After a few dry disasters think I have perfected the perfect breakfast muffin ! It’s lovely and moist . You can use fresh or frozen blueberries for this recipe, both work well , I always have frozen ones in the freezer for smoothies but during the summer like to use fresh.
These muffins are a perfect on the run breakfast and great for those times when you need to squeeze in morning training then head straight to work or Uni with only time to shower in between. They are a texas muffin size but you can make in a normal sized tin if you don’t want something too big.
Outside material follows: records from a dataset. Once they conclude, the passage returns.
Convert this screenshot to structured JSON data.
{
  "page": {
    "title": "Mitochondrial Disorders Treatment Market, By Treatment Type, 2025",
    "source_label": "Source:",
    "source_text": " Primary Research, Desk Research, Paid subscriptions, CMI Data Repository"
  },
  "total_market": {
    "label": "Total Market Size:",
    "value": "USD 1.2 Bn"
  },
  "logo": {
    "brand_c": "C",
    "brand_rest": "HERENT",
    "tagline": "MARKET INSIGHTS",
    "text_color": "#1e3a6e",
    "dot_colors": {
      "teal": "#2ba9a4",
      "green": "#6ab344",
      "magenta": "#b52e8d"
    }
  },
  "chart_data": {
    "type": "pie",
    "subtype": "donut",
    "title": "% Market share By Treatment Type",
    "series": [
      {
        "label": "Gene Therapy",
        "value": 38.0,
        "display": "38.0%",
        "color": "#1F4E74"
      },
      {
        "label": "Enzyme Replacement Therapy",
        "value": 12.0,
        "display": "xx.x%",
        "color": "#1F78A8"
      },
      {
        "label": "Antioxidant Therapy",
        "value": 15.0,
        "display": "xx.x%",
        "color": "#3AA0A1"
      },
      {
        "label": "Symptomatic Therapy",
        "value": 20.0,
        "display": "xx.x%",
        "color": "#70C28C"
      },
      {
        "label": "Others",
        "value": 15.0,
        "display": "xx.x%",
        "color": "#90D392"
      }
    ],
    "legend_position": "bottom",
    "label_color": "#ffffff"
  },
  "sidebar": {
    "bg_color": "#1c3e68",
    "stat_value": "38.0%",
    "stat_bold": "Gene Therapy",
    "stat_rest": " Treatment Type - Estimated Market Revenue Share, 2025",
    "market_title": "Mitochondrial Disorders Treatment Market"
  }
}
- 1 cup unsweetened coconut yoghurt (I used The Collective kefir tummy love)
- 1/2 cup melted coconut oil
- 2 eggs
- 1 teaspoon vanilla bean paste
- 1 cup blueberries (fresh or frozen)
- 3/4 cup sugar (just under)
- 2 cups flour
- 2 teaspoons baking powder
Turn oven to 180oC and grease a 6 hole Texas muffin tin with a little butter.
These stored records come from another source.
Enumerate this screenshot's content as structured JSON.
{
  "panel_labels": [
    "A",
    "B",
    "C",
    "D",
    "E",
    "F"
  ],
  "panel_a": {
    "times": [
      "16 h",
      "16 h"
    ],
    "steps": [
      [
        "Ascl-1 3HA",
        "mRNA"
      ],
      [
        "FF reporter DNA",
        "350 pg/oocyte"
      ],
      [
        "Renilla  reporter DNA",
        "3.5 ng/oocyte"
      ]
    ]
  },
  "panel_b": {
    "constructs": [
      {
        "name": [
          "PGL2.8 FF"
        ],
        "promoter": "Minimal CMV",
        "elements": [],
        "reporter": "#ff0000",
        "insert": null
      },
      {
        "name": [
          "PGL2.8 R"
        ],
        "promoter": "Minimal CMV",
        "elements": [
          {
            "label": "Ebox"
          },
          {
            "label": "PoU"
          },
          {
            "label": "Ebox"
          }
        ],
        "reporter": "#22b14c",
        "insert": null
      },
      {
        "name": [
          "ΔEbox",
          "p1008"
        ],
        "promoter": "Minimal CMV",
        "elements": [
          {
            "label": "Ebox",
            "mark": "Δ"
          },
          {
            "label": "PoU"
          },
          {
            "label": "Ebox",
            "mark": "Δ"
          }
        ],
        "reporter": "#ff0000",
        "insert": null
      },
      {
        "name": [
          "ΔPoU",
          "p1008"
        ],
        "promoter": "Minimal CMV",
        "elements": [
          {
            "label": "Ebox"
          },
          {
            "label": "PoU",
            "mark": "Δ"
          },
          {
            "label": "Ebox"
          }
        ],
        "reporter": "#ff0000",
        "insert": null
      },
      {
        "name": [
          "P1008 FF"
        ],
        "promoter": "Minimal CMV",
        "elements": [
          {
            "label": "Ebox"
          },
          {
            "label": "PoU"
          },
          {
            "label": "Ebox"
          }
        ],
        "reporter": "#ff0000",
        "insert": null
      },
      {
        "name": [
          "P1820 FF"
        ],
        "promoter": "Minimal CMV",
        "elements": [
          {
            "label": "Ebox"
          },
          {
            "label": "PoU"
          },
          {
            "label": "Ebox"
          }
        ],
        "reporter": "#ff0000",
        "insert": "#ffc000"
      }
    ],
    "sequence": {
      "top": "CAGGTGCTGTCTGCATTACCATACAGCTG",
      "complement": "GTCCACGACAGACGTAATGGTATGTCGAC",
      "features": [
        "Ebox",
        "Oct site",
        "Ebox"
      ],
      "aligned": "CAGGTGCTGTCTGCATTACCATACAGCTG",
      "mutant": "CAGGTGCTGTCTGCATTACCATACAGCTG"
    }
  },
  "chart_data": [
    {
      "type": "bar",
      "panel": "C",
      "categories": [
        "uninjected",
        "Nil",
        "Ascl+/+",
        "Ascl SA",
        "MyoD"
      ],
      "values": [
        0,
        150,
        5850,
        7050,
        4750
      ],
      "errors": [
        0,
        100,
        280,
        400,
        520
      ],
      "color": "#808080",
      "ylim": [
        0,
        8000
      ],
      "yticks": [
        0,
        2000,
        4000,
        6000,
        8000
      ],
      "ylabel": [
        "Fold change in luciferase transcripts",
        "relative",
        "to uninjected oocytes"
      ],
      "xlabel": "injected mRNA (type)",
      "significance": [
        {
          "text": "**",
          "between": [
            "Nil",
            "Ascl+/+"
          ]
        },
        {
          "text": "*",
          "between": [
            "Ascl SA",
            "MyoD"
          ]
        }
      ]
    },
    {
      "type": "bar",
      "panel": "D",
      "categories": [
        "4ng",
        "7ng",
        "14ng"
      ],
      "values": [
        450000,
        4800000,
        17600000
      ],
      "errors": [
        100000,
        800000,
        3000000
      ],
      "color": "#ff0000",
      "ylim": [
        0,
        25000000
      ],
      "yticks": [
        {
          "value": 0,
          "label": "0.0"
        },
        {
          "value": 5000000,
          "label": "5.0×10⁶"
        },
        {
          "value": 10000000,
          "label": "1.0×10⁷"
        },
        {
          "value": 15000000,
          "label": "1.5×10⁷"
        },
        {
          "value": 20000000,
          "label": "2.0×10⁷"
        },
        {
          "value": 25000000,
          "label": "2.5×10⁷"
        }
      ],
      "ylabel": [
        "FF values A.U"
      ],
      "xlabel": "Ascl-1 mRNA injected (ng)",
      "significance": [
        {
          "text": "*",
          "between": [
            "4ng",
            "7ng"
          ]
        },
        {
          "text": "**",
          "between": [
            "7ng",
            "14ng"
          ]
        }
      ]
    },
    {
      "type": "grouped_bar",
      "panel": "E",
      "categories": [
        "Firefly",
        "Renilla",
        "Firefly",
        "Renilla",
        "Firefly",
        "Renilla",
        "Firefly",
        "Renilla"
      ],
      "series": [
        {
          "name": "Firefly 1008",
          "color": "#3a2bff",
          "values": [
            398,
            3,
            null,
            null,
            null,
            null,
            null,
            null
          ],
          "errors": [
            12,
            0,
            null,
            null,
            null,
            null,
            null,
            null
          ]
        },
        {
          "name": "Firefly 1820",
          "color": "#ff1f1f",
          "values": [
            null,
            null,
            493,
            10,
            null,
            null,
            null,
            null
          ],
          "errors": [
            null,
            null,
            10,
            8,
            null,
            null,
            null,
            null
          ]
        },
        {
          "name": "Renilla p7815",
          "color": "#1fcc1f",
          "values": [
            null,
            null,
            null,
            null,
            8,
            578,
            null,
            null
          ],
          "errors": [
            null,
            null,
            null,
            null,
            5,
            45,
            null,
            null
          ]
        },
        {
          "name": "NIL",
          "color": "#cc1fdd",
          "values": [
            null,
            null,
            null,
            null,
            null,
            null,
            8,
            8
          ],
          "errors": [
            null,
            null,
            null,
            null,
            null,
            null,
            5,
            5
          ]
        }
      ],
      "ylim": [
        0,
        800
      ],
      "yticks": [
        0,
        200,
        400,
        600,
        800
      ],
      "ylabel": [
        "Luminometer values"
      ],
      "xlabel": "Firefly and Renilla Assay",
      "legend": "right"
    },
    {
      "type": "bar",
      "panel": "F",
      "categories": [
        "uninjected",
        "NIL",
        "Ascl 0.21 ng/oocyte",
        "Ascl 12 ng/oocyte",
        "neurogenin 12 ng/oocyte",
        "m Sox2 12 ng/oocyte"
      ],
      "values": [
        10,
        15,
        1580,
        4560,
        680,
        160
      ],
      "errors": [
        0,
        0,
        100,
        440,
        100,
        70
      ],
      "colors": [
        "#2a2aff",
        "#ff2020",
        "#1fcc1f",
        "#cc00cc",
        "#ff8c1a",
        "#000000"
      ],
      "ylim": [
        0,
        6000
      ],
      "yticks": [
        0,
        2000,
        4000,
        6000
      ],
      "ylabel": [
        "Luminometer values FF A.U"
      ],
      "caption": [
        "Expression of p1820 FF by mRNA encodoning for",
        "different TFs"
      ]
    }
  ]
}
Whisk oil,eggs and sugar together until well combined. Add yoghurt and vanilla and whisk again to combine , then add the blueberries. Sift in flour and baking powder and gently mix until just combined,using a folding motion. Distribute mixture evenly between each muffin hole and bake for 15-20 minutes until lightly browned. Makes 6 large or 12 medium Muffins.